Certamente la Chiesa non è solo
quella terrena, militante, immersa nelle oscurità e nelle ambiguità della
storia, sempre bisognosa di purificazione, ma anche e soprattutto quella celeste,
esistente da duemila anni, gloriosa e trionfante, pura da ogni compromesso col
male, assolutamente concorde nella lotta contro il nemico, forte di doni
soprannturali che possono produrre anche il miracolo e vittorie improvvise e
schiaccianti col castigo del nemico. Questa Chiesa intercede efficacemente e
compattamente per quella terrena e assiste i fedeli nella lotta.
Ciò dev’essere di grande
conforto, ma richiede un’elevazione ed un rafforzamento costanti della visione
e della energia dello spirito, che non sono sempre facili, e tuttavia sono
assolutamente necessari per non soccombere e non rischiare di passare dalla
parte del nemico.
Indubbiamente occorre essere
molto cauti nel discernere e valutare chi sono quelli che Cristo chiama “figli
del maligno”, perchè, ammesso che possano essere individuati con certezza, essi
possono sempre convertirsi a Cristo, come del resto i “figli del regno” quaggiù
sono sempre esposti ad intiepidirsi, a crollare ed a tradire. Inoltre in
ciascuno di noi quaggiù perenne è la lotta tra l’aspirazione al cielo e le
seduzioni del mondo.
Oltre a ciò la lotta va intesa
innanzitutto in termini spirituali come lotta contro il peccato, contro le
eresie, contro i vizi e contro le potenze sataniche. Non si tratta solo di
aggredire ma anche di sopportare, coltivando la speranza e vincendo lo
scoraggiamento, guardando l’esempio di Cristo e dei santi, senza lasciarsi
sconcertare dall’apparente trionfo dei malvagi.

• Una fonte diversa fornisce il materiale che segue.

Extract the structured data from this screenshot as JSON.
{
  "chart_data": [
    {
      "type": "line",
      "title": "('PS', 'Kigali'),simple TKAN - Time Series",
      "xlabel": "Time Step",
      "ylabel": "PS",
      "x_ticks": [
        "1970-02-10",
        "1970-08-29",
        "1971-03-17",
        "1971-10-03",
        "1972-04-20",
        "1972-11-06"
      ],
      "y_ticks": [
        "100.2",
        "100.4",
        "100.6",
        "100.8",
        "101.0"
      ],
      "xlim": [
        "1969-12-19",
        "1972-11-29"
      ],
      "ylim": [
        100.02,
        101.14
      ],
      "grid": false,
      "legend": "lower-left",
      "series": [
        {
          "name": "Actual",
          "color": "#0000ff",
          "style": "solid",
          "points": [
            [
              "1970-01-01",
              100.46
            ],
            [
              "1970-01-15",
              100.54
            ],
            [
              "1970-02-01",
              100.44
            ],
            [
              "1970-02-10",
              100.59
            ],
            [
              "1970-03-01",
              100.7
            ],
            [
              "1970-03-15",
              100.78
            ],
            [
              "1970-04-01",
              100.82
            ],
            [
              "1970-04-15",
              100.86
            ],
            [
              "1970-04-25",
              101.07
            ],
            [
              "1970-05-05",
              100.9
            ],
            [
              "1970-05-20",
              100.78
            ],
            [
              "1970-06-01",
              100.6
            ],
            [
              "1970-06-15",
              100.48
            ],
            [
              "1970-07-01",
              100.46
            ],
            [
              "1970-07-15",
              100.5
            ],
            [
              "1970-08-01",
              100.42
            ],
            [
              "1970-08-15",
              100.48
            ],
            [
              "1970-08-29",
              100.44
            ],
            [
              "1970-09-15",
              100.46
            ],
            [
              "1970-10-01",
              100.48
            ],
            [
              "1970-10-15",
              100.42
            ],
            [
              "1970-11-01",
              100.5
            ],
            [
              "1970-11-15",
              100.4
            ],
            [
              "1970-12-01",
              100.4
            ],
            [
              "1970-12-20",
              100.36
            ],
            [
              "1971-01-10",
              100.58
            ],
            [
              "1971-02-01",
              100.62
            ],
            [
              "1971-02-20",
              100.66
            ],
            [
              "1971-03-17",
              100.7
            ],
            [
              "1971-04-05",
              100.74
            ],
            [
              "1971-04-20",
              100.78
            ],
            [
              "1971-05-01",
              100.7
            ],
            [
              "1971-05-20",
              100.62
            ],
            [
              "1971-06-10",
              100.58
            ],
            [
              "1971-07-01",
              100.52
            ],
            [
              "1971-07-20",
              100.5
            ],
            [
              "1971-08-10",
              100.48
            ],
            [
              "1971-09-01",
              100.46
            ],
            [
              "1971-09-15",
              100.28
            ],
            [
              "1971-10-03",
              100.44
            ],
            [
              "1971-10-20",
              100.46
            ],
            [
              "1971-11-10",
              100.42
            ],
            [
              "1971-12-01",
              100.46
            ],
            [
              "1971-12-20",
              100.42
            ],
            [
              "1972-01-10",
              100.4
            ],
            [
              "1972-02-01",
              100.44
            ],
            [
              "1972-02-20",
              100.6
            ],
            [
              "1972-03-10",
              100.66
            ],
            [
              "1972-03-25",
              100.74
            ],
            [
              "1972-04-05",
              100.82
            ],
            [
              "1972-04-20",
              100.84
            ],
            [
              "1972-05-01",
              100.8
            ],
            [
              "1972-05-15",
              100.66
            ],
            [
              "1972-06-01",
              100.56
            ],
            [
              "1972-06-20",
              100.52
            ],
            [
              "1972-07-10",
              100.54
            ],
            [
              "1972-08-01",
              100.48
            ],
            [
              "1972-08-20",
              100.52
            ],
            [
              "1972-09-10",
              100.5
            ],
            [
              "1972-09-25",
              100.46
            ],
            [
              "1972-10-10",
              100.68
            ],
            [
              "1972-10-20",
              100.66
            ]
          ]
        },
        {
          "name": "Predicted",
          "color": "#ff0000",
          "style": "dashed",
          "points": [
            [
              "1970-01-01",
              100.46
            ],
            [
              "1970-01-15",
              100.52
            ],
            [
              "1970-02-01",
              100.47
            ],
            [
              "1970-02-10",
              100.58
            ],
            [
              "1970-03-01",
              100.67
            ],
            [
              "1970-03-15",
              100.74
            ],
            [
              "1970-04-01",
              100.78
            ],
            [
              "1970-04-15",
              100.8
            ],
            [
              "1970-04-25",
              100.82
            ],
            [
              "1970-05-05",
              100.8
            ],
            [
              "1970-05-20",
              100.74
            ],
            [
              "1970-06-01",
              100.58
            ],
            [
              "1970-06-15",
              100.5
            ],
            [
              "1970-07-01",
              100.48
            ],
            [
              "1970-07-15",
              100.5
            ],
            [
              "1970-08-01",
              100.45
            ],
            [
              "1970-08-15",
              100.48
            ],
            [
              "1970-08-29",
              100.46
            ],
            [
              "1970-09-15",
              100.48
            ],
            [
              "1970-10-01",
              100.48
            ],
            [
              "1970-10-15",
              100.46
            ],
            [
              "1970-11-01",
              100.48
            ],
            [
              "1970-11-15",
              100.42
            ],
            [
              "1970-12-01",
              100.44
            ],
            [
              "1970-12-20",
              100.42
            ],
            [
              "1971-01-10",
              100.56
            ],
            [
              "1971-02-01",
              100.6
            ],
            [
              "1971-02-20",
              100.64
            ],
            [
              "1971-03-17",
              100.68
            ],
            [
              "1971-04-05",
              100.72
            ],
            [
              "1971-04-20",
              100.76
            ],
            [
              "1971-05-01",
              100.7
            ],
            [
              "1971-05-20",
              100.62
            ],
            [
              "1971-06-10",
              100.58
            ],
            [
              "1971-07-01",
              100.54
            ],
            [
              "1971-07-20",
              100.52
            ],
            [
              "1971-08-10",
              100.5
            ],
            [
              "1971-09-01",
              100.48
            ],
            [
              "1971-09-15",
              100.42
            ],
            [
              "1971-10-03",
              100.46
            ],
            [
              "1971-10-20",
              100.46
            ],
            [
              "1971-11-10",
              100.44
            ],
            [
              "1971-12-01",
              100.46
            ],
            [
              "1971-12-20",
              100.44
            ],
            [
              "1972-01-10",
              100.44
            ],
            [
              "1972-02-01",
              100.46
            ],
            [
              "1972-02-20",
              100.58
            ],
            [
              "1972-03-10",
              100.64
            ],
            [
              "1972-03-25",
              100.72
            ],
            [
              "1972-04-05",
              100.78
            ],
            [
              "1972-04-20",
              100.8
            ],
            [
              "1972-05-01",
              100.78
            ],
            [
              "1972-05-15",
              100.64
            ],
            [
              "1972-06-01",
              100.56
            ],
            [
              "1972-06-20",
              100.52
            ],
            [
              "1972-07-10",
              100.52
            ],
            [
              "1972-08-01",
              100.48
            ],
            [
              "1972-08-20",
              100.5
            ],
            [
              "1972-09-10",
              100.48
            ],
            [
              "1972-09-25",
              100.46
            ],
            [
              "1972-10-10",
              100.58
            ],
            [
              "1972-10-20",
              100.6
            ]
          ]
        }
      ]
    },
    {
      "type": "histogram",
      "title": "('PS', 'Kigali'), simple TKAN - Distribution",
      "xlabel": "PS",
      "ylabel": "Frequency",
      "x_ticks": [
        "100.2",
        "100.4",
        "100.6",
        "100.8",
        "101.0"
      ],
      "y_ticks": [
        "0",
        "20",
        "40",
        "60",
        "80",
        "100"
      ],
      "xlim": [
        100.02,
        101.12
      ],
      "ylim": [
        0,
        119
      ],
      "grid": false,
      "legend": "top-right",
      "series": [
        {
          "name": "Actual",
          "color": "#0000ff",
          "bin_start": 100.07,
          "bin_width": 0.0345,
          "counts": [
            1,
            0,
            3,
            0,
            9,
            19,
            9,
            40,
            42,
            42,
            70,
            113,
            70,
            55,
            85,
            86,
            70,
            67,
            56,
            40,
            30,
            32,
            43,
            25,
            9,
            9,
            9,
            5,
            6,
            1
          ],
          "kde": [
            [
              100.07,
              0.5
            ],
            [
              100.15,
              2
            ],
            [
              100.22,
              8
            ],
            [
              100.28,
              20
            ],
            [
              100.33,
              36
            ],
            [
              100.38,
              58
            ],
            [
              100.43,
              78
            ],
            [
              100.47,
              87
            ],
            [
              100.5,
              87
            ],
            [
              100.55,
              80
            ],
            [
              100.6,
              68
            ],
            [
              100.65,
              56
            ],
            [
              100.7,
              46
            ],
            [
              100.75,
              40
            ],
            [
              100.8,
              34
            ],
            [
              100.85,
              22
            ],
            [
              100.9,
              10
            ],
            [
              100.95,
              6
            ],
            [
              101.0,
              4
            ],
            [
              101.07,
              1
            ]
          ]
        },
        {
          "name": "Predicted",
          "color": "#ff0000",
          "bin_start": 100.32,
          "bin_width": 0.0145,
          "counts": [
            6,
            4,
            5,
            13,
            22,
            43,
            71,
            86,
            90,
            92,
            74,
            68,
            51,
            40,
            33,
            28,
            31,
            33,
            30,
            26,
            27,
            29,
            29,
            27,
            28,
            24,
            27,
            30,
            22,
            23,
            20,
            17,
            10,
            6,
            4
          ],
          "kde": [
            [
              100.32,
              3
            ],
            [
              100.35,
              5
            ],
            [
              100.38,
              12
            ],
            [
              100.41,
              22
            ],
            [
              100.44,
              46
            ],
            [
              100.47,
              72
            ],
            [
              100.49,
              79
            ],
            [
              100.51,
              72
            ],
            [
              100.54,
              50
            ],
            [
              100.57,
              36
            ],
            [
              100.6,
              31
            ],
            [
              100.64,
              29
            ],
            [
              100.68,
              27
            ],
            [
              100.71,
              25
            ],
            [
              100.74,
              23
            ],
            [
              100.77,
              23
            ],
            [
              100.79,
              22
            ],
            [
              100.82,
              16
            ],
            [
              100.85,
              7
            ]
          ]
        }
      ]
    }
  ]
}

Bisogna ricordarsi che Dio
stesso permette queste apparenti vittorie degli empi per mostrare a suo tempo
la potenza della sua giustizia e della sua misericordia e per ricordarci che il
modo cristiano di vincere, la potenza cristiana della vittoria è la vittoria
della croce.
La buona battaglia non è tanto
condotta da forze umane in base a calcoli umani, ma è la lotta stessa
imprevedibile e possente di Dio contro il male. Da soli non riusciremmo a cavarcela.
Il nostro compito è sì quello di impiegare tutte le risorse umane, ma soprattutto
di porci al servizio di Dio e di essere strumenti e spettatori della sua vittoria.